Барон встал, давая понять, что аудиенция окончена. Герцог направился к выходу. Барон последовал за ним.

Они вышли из залы приёмов, и в этот момент осторожно открылась дверь помещения напротив. Из-за двери появился воровато озирающийся нервный худой подросток с толстым фолиантом под мышкой.

— Я разве не запретил выносить книги из библиотеки? — Вопрос прозвучал спокойно, даже равнодушно — он и вопросом-то не был, — но подросток побледнел так, что вполне мог сойти за фамильное привидение.

— Отец… я… я…

— Молчи.

Короткое слово ничего не выражало, ни раздражения, ни намёка на недовольство, но юный баронет умолк на полувдохе.

— Господин мой… — откуда-то сверху донёсся чарующе низкий грудной голос, и герцог, барон и баронет одновременно повернули головы в направлении его источника. Посреди широкой каменной лестницы стояло дивное юное создание с диадемой баронессы на прелестной головке. Создание было слишком дивным, чтобы быть сестрой баронета, и достаточно юным, чтобы не быть его матерью.
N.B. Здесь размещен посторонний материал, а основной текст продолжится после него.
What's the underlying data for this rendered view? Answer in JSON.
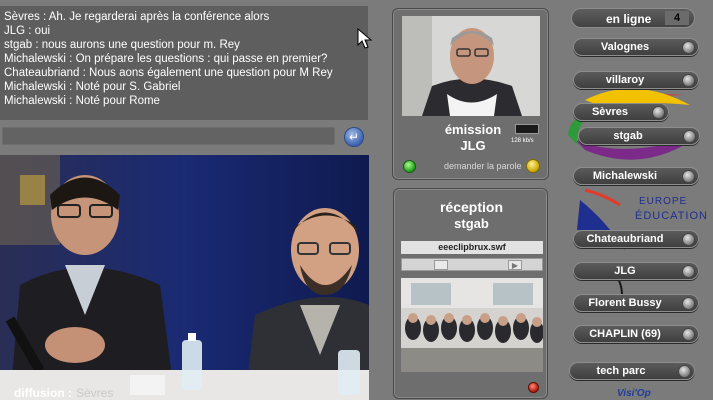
{
  "chat": {
    "lines": [
      "Sèvres : Ah. Je regarderai après la conférence alors",
      "JLG : oui",
      "stgab : nous aurons une question pour m. Rey",
      "Michalewski : On prépare les questions : qui passe en premier?",
      "Chateaubriand : Nous aons également une question pour M Rey",
      "Michalewski : Noté pour S. Gabriel",
      "Michalewski : Noté pour Rome"
    ],
    "input_value": "",
    "send_icon": "enter-arrow-icon"
  },
  "diffusion": {
    "label": "diffusion :",
    "value": "Sèvres"
  },
  "emission": {
    "title": "émission",
    "name": "JLG",
    "bitrate": "128 kb/s",
    "ask_label": "demander la parole",
    "led_color": "#27b31f",
    "button_color": "#e3c400"
  },
  "reception": {
    "title": "réception",
    "name": "stgab",
    "filename": "eeeclipbrux.swf",
    "led_color": "#d02a10"
  },
  "online": {
    "label": "en ligne",
    "count": "4"
  },
  "participants": [
    "Valognes",
    "villaroy",
    "Sèvres",
    "stgab",
    "Michalewski",
    "Chateaubriand",
    "JLG",
    "Florent Bussy",
    "CHAPLIN (69)",
    "tech parc"
  ],
  "logo": {
    "line1": "EUROPE",
    "line2": "ÉDUCATION",
    "accent_colors": [
      "#e23b2a",
      "#f2c200",
      "#3c2a8c",
      "#2f9a3a"
    ]
  },
  "brand": "Visi'Op"
}
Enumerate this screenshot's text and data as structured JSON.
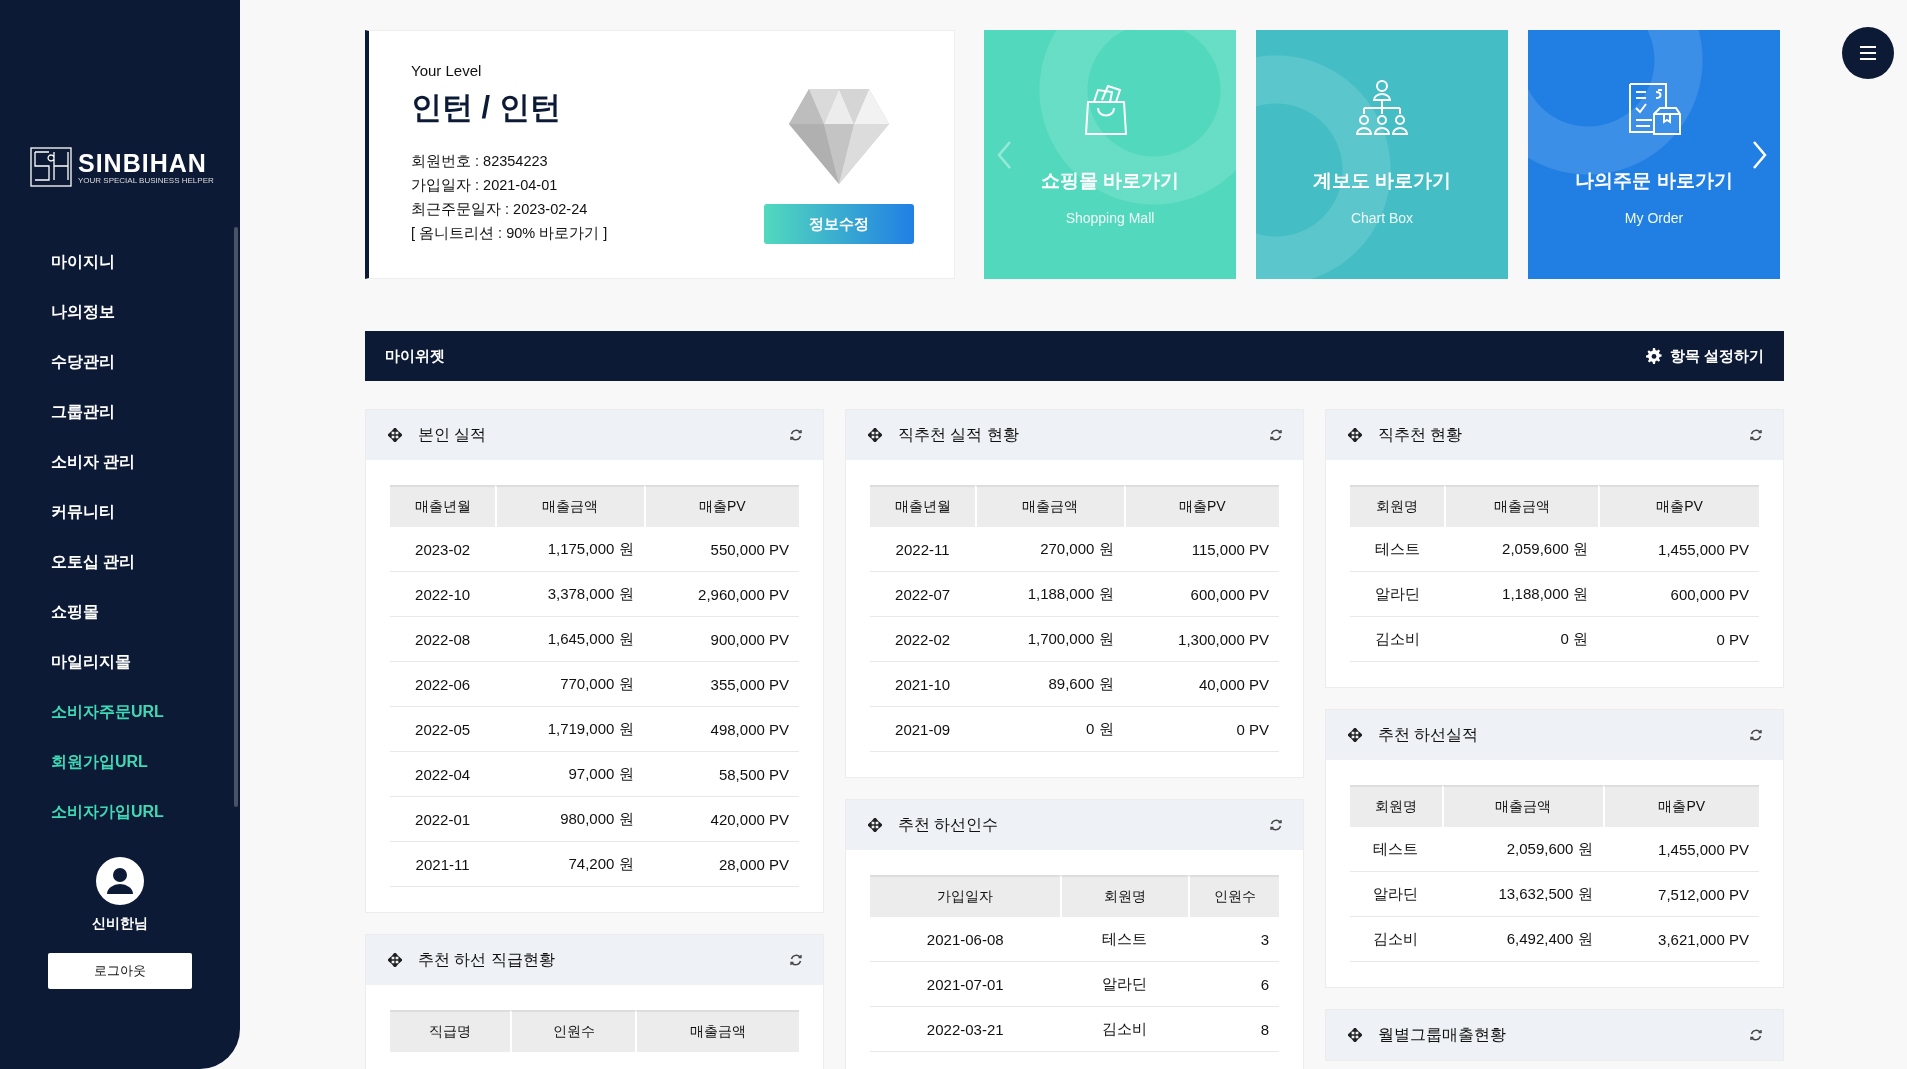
{
  "sidebar": {
    "logo": {
      "name": "SINBIHAN",
      "tagline": "YOUR SPECIAL BUSINESS HELPER"
    },
    "items": [
      {
        "label": "마이지니",
        "kind": "menu"
      },
      {
        "label": "나의정보",
        "kind": "menu"
      },
      {
        "label": "수당관리",
        "kind": "menu"
      },
      {
        "label": "그룹관리",
        "kind": "menu"
      },
      {
        "label": "소비자 관리",
        "kind": "menu"
      },
      {
        "label": "커뮤니티",
        "kind": "menu"
      },
      {
        "label": "오토십 관리",
        "kind": "menu"
      },
      {
        "label": "쇼핑몰",
        "kind": "menu"
      },
      {
        "label": "마일리지몰",
        "kind": "menu"
      },
      {
        "label": "소비자주문URL",
        "kind": "url"
      },
      {
        "label": "회원가입URL",
        "kind": "url"
      },
      {
        "label": "소비자가입URL",
        "kind": "url"
      }
    ],
    "user": {
      "name": "신비한님"
    },
    "logout": "로그아웃"
  },
  "level_card": {
    "caption": "Your Level",
    "title": "인턴 / 인턴",
    "details": [
      "회원번호 : 82354223",
      "가입일자 : 2021-04-01",
      "최근주문일자 : 2023-02-24",
      "[ 옴니트리션 : 90% 바로가기 ]"
    ],
    "button": "정보수정"
  },
  "carousel": {
    "prev": {
      "disabled": true
    },
    "next": {
      "disabled": false
    }
  },
  "shortcuts": [
    {
      "title": "쇼핑몰 바로가기",
      "subtitle": "Shopping Mall",
      "color": "#52d9bd",
      "kind": "shopping"
    },
    {
      "title": "계보도 바로가기",
      "subtitle": "Chart Box",
      "color": "#44bec4",
      "kind": "chart"
    },
    {
      "title": "나의주문 바로가기",
      "subtitle": "My Order",
      "color": "#217fe4",
      "kind": "order"
    }
  ],
  "widget_bar": {
    "title": "마이위젯",
    "action": "항목 설정하기"
  },
  "widget_columns": [
    [
      {
        "title": "본인 실적",
        "columns": [
          {
            "label": "매출년월",
            "kind": "text"
          },
          {
            "label": "매출금액",
            "kind": "number"
          },
          {
            "label": "매출PV",
            "kind": "number"
          }
        ],
        "rows": [
          [
            "2023-02",
            "1,175,000 원",
            "550,000 PV"
          ],
          [
            "2022-10",
            "3,378,000 원",
            "2,960,000 PV"
          ],
          [
            "2022-08",
            "1,645,000 원",
            "900,000 PV"
          ],
          [
            "2022-06",
            "770,000 원",
            "355,000 PV"
          ],
          [
            "2022-05",
            "1,719,000 원",
            "498,000 PV"
          ],
          [
            "2022-04",
            "97,000 원",
            "58,500 PV"
          ],
          [
            "2022-01",
            "980,000 원",
            "420,000 PV"
          ],
          [
            "2021-11",
            "74,200 원",
            "28,000 PV"
          ]
        ]
      },
      {
        "title": "추천 하선 직급현황",
        "columns": [
          {
            "label": "직급명",
            "kind": "text"
          },
          {
            "label": "인원수",
            "kind": "number"
          },
          {
            "label": "매출금액",
            "kind": "number"
          }
        ]
      }
    ],
    [
      {
        "title": "직추천 실적 현황",
        "columns": [
          {
            "label": "매출년월",
            "kind": "text"
          },
          {
            "label": "매출금액",
            "kind": "number"
          },
          {
            "label": "매출PV",
            "kind": "number"
          }
        ],
        "rows": [
          [
            "2022-11",
            "270,000 원",
            "115,000 PV"
          ],
          [
            "2022-07",
            "1,188,000 원",
            "600,000 PV"
          ],
          [
            "2022-02",
            "1,700,000 원",
            "1,300,000 PV"
          ],
          [
            "2021-10",
            "89,600 원",
            "40,000 PV"
          ],
          [
            "2021-09",
            "0 원",
            "0 PV"
          ]
        ]
      },
      {
        "title": "추천 하선인수",
        "columns": [
          {
            "label": "가입일자",
            "kind": "text"
          },
          {
            "label": "회원명",
            "kind": "text"
          },
          {
            "label": "인원수",
            "kind": "number"
          }
        ],
        "rows": [
          [
            "2021-06-08",
            "테스트",
            "3"
          ],
          [
            "2021-07-01",
            "알라딘",
            "6"
          ],
          [
            "2022-03-21",
            "김소비",
            "8"
          ]
        ]
      }
    ],
    [
      {
        "title": "직추천 현황",
        "columns": [
          {
            "label": "회원명",
            "kind": "text"
          },
          {
            "label": "매출금액",
            "kind": "number"
          },
          {
            "label": "매출PV",
            "kind": "number"
          }
        ],
        "rows": [
          [
            "테스트",
            "2,059,600 원",
            "1,455,000 PV"
          ],
          [
            "알라딘",
            "1,188,000 원",
            "600,000 PV"
          ],
          [
            "김소비",
            "0 원",
            "0 PV"
          ]
        ]
      },
      {
        "title": "추천 하선실적",
        "columns": [
          {
            "label": "회원명",
            "kind": "text"
          },
          {
            "label": "매출금액",
            "kind": "number"
          },
          {
            "label": "매출PV",
            "kind": "number"
          }
        ],
        "rows": [
          [
            "테스트",
            "2,059,600 원",
            "1,455,000 PV"
          ],
          [
            "알라딘",
            "13,632,500 원",
            "7,512,000 PV"
          ],
          [
            "김소비",
            "6,492,400 원",
            "3,621,000 PV"
          ]
        ]
      },
      {
        "title": "월별그룹매출현황"
      }
    ]
  ]
}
Создание с неспешной грацией спустилось по лестнице и, поравнявшись с бароном, мягко коснулось его предплечья затянутой в шёлковую перчатку ручкой. Глаза баронета недобро сузились, на резко очерченных фамильных скулах вспыхнул нездоровый румянец, узкий упрямый подбородок вздёрнулся — настоящий змеёныш, то есть вылитый отец. Был бы, если бы не насупленные брови и намертво впечатанные в очертания рта подростковая, плохо подавляемая злость и вечная неизбывная обида на весь мир, причину которых герцог без труда вычислил, перехватив взгляд барона, которым тот наградил дивное создание. Неудивительно. Третий лишний. Достаточно взрослый, чтобы обойтись без родительской ласки, и слишком юный, чтобы перестать в ней нуждаться. Впрочем, этот неприступно-насупленный вид, странным образом, только добавлял мальчишке очарования.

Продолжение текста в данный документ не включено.